There can, therefore, be no question of human beings appeasing an angry deity by their gifts. The Christian propitiation is quite different, not only in the character of the divine anger but in the means by which it is propitiated. It is an appeasement of the wrath of God by the love of God through the gift of God. The initiative is not taken by us, nor even by Christ, but by God himself in sheer unmerited love. His wrath is averted not by any external gift, but by his own self-giving to die the death of sinners.
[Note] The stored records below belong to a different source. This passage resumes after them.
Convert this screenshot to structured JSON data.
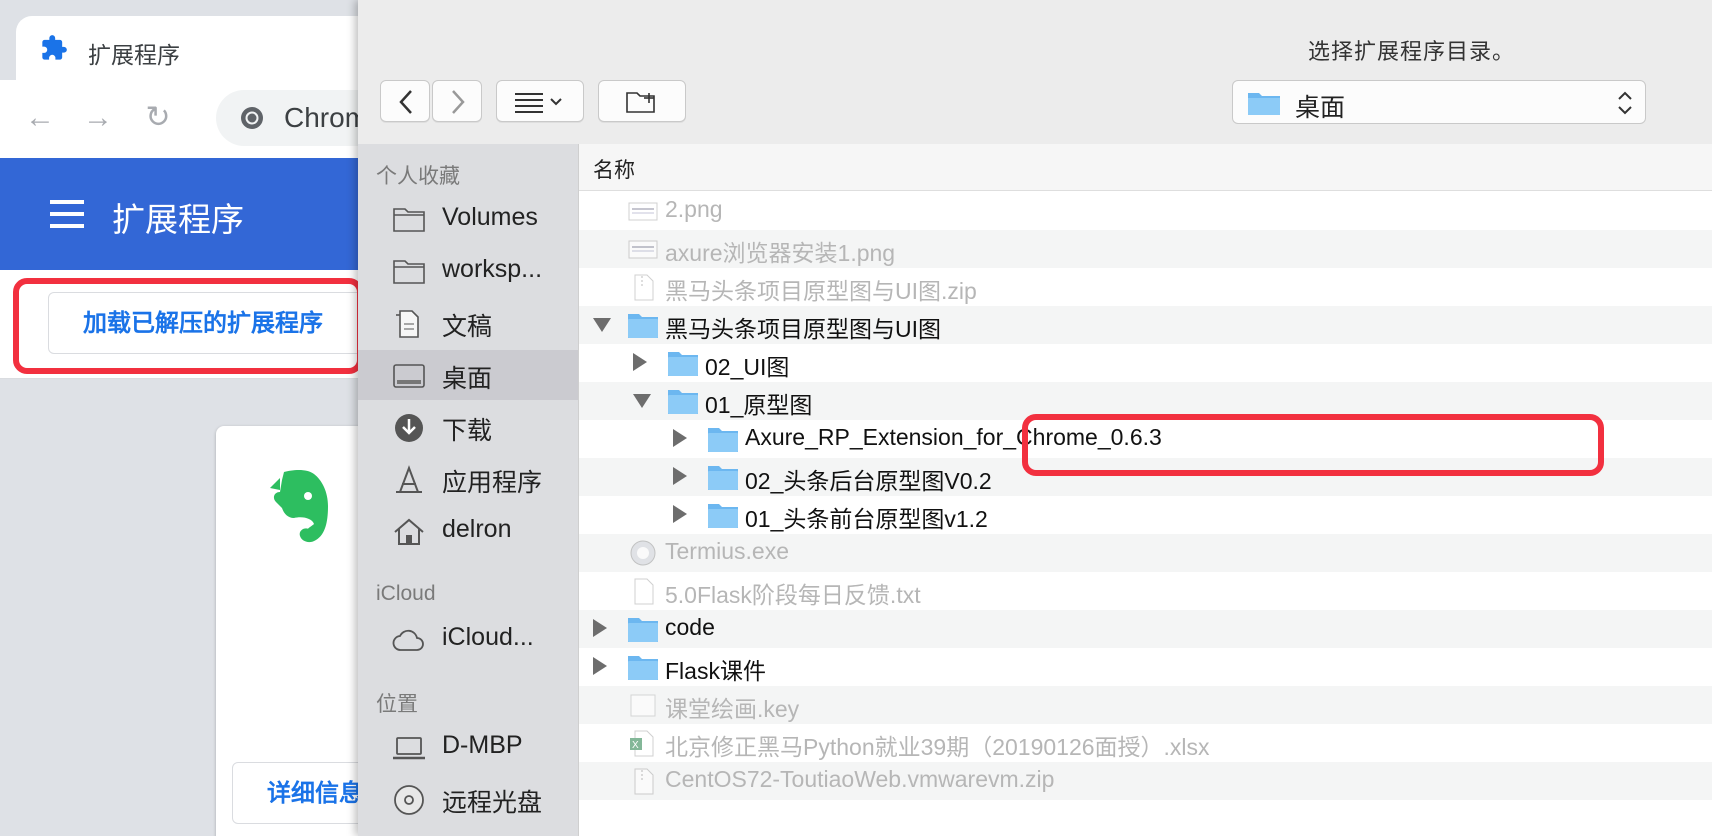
{
  "browser": {
    "tab_title": "扩展程序",
    "omnibox_text": "Chrome",
    "ext_header_title": "扩展程序",
    "load_unpacked_label": "加载已解压的扩展程序",
    "details_label": "详细信息",
    "accent_color": "#3367d6",
    "highlight_color": "#f2303f"
  },
  "dialog": {
    "title": "选择扩展程序目录。",
    "location": "桌面",
    "column_name": "名称",
    "sidebar": {
      "favorites_header": "个人收藏",
      "favorites": [
        {
          "label": "Volumes",
          "icon": "folder-icon"
        },
        {
          "label": "worksp...",
          "icon": "folder-icon"
        },
        {
          "label": "文稿",
          "icon": "documents-icon"
        },
        {
          "label": "桌面",
          "icon": "desktop-icon",
          "selected": true
        },
        {
          "label": "下载",
          "icon": "download-icon"
        },
        {
          "label": "应用程序",
          "icon": "applications-icon"
        },
        {
          "label": "delron",
          "icon": "home-icon"
        }
      ],
      "icloud_header": "iCloud",
      "icloud": [
        {
          "label": "iCloud...",
          "icon": "cloud-icon"
        }
      ],
      "locations_header": "位置",
      "locations": [
        {
          "label": "D-MBP",
          "icon": "laptop-icon"
        },
        {
          "label": "远程光盘",
          "icon": "disc-icon"
        }
      ]
    },
    "files": [
      {
        "name": "2.png",
        "level": 0,
        "type": "image",
        "disclosure": "none",
        "enabled": false
      },
      {
        "name": "axure浏览器安装1.png",
        "level": 0,
        "type": "image",
        "disclosure": "none",
        "enabled": false
      },
      {
        "name": "黑马头条项目原型图与UI图.zip",
        "level": 0,
        "type": "zip",
        "disclosure": "none",
        "enabled": false
      },
      {
        "name": "黑马头条项目原型图与UI图",
        "level": 0,
        "type": "folder",
        "disclosure": "open",
        "enabled": true
      },
      {
        "name": "02_UI图",
        "level": 1,
        "type": "folder",
        "disclosure": "closed",
        "enabled": true
      },
      {
        "name": "01_原型图",
        "level": 1,
        "type": "folder",
        "disclosure": "open",
        "enabled": true
      },
      {
        "name": "Axure_RP_Extension_for_Chrome_0.6.3",
        "level": 2,
        "type": "folder",
        "disclosure": "closed",
        "enabled": true
      },
      {
        "name": "02_头条后台原型图V0.2",
        "level": 2,
        "type": "folder",
        "disclosure": "closed",
        "enabled": true
      },
      {
        "name": "01_头条前台原型图v1.2",
        "level": 2,
        "type": "folder",
        "disclosure": "closed",
        "enabled": true
      },
      {
        "name": "Termius.exe",
        "level": 0,
        "type": "exe",
        "disclosure": "none",
        "enabled": false
      },
      {
        "name": "5.0Flask阶段每日反馈.txt",
        "level": 0,
        "type": "text",
        "disclosure": "none",
        "enabled": false
      },
      {
        "name": "code",
        "level": 0,
        "type": "folder",
        "disclosure": "closed",
        "enabled": true
      },
      {
        "name": "Flask课件",
        "level": 0,
        "type": "folder",
        "disclosure": "closed",
        "enabled": true
      },
      {
        "name": "课堂绘画.key",
        "level": 0,
        "type": "key",
        "disclosure": "none",
        "enabled": false
      },
      {
        "name": "北京修正黑马Python就业39期（20190126面授）.xlsx",
        "level": 0,
        "type": "excel",
        "disclosure": "none",
        "enabled": false
      },
      {
        "name": "CentOS72-ToutiaoWeb.vmwarevm.zip",
        "level": 0,
        "type": "zip",
        "disclosure": "none",
        "enabled": false
      }
    ]
  }
}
This means he has himself contrived by which to turn his own wrath away. (John R. W. Stott, The Letters of John in Tyndale New Testament Commentaries, Vol 19, 91-93).
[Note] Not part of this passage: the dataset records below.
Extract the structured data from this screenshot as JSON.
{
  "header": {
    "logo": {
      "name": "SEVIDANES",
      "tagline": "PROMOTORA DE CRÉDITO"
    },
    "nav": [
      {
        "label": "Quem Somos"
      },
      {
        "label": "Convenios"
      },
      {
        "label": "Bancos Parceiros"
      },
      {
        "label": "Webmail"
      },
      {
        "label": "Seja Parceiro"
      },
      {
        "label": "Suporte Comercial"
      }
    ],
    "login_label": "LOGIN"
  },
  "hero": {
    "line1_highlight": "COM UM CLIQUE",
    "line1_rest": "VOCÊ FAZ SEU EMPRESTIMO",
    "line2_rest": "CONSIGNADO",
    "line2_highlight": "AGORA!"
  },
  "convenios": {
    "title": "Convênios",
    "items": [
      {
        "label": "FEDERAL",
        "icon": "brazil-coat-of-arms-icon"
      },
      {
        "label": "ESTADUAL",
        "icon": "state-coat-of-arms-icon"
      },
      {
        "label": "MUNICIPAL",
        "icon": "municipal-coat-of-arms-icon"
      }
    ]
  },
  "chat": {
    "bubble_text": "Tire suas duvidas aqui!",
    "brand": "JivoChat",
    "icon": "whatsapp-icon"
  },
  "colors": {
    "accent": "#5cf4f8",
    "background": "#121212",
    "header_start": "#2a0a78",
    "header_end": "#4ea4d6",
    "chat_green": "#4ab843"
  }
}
Very early on, Stott remarks that the use of
peri with
hilasmos is the key to understanding 2:2. The "baggage" of the
hilasmos in the Old Testament makes it quite clear, as Stott argues, that Jesus is bearing the wrath of God due to us for our sin.
Now, I'm sure you'll have some reason for dismissing all this, as you've dismissed everything I've written thus far. I'm sure you'll prefer the comfort of your presuppositions and desires to reject penal substitution while blaming me or accusing me for something. What is clear, however, is that you can be presented with evidence intended to disabuse you of your error, and you will totally dismiss it. You would be like the student doggedly holding on to his belief that 2+2=5 simply because he wishes it to be so and thinks himself infallible.